Australia’s national broadcaster went to court on Monday to challenge a police raid on its offices and demand the return of files seized during the controversial operation.
The Australian Broadcasting Corporation (ABC) demanded an injunction to prevent police from accessing the seized files, which concern a two-year-old investigative report on war crimes by Australian special forces in Afghanistan.
ABC managing director David Anderson said the suit also challenged the constitutionality of the search warrant used by police to conduct the raid “on the basis that it hinders our implied freedom of political communication.”
Agents of the Australian Federal Police (AFP) raided the ABC headquarters in Sydney on June 5 as part of investigations into the leak of the so-called “Afghan files” by a government whistleblower.

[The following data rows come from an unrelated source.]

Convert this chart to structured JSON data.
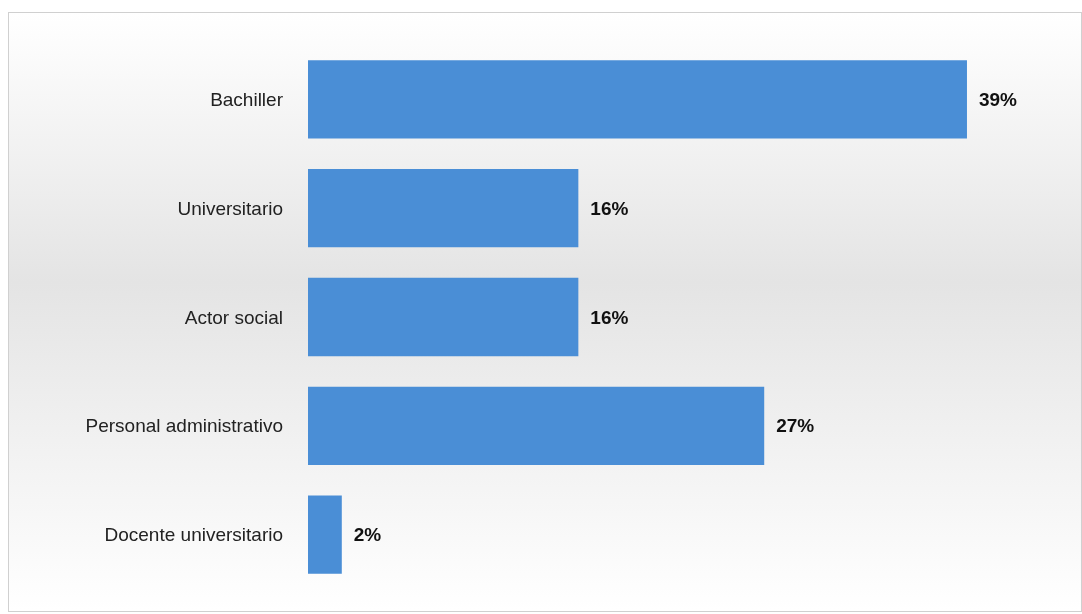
{
  "chart_data": {
    "type": "bar",
    "orientation": "horizontal",
    "categories": [
      "Bachiller",
      "Universitario",
      "Actor social",
      "Personal administrativo",
      "Docente universitario"
    ],
    "values": [
      39,
      16,
      16,
      27,
      2
    ],
    "value_labels": [
      "39%",
      "16%",
      "16%",
      "27%",
      "2%"
    ],
    "color": "#4a8ed6"
  }
}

The warrant they used allowed the police to “add, copy, delete or alter” material found on the ABC’s computers related to the Afghan story.
That operation came a day after the AFP raided the home of a Canberra journalist and seized files and computer equipment over a year-old article on secret government plans to allow Australia’s main foreign intelligence agency to spy on Australians at home.
News Corp, the Rupert Murdoch-owned media giant which employed the Canberra reporter, said on Monday that it was also preparing a legal challenge to the AFP search of her home.
The twin raids sparked widespread protests by the news media and civil libertarians here and abroad who accused Australia’s conservative government of undermining freedom of the press.
Critics were particularly concerned over the AFP’s refusal to rule out handing down criminal charges against journalists who publish reports based on leaked classified information.
Prime Minister Scott Morrison, whose government has implemented a series of controversial law-and-order measures in recent months, insisted there was no political involvement in the police investigations of the ABC and News Corp.
But he has insisted on the need to crack down on the leak of classified information.
Monday’s legal challenge coincided with the launch of a joint campaign by the ABC, News Corp. and the country’s other main commercial news company, Nine Entertainment, to demand the government pass laws to protect journalists and press freedom.
Unlike most Western democracies, Australia does not have a bill of rights or a constitutionally enshrined protection for freedom of speech.
It also has among the world’s strictest defamation laws, while courts routinely issue gag orders preventing the reporting of details of many legal proceedings.
“Australia has a creeping culture of secrecy,” lamented Michael Miller, head of News Corp Australia, in an editorial published on Monday.
While acknowledging that journalists are not “above the law” and that threats to national security exist, Miller added, “we do not believe that the laws aimed at terrorists should sweep journalists up in their net.”